Injured workers suffer massive victim-blaming. One injured worker told me that she hates it when people ask her what she’s doing. She feels ashamed to admit that she is living on disability benefits. She thinks that being unable to work makes her a loser. She does not call her employer a loser for creating unsafe working conditions. She blames herself, even though she knows the injury was not her fault.

During the1960s and 1970s, injured workers organized to fight for benefits, access to treatment, and safer work. The shame of being injured gave way to anger at the criminal negligence of employers and the doctors and politicians who back them. Similarly, the Black freedom struggle transformed the stigma of racial oppression into Black Pride, and the gay liberation movement transformed the stigma of homosexuality into Gay Pride. We must return to these principles.

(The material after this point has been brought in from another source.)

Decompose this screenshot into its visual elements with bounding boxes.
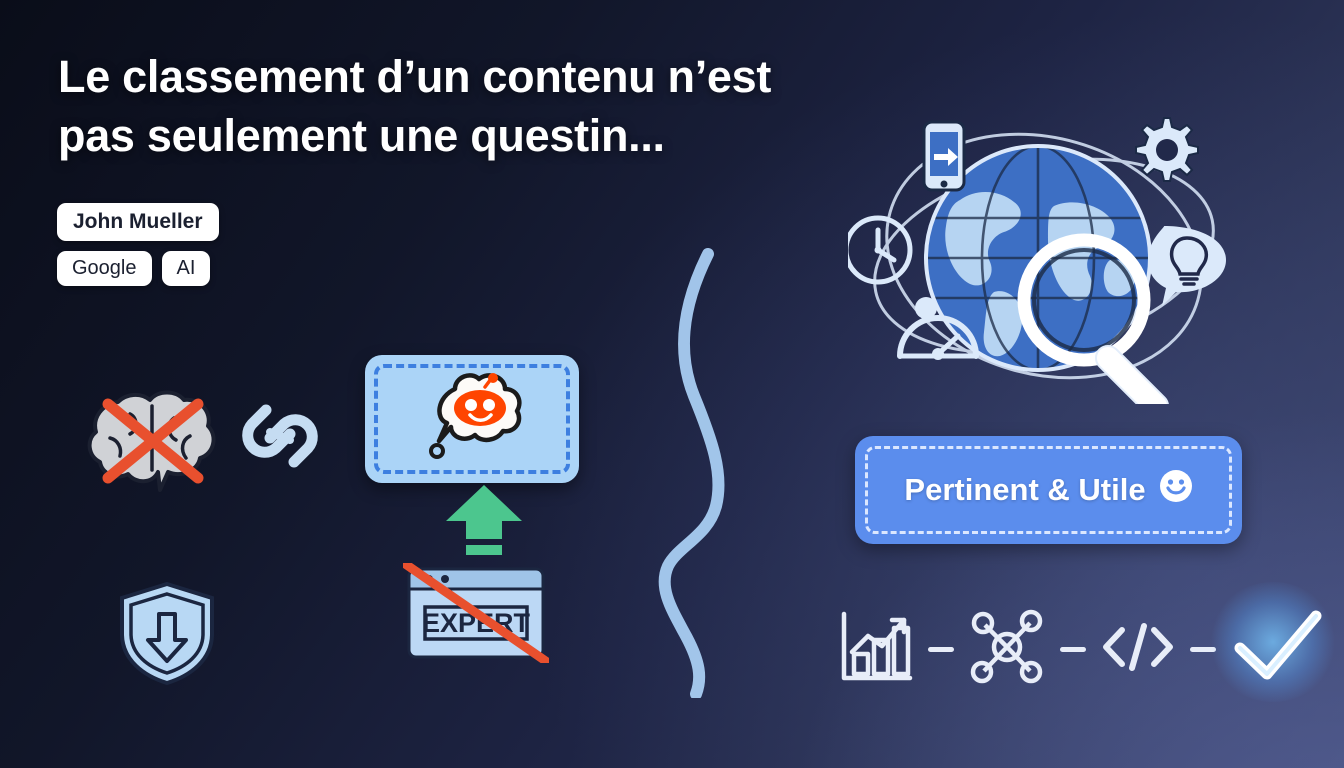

An injury to one is an injury to all. When anyone is harmed, we all suffer. Blaming ourselves for being oppressed, unemployed, overworked, poor, sick, injured, or needy, enables the system that causes these problems to continue hurting people.

In his book Blue Rage, Black Redemption (2007), Stanley ‘Tookie’ Williams explains that he became a feared gang leader because of deameaning racist stereotypes of Black men. When he realized that his gang activities were terrorizing other Black people and being used to justify a racist penal system, he spent the rest of his life urging young people to stay out of gangs and stand together as advocates and champions for their people. Williams was nominated four times for the Nobel Peace Prize for his anti-gang activism. As he stated,

“Instead of our killing each other, that energy can be harnessed to oppose poverty, illiteracy, unemployment, discrimination and other social and judiciary injustices.”

The State of California executed Williams in order to silence his message of solidarity. The greatest fear of all rulers is that ordinary people will stop blaming themselves and stand together against their oppressors.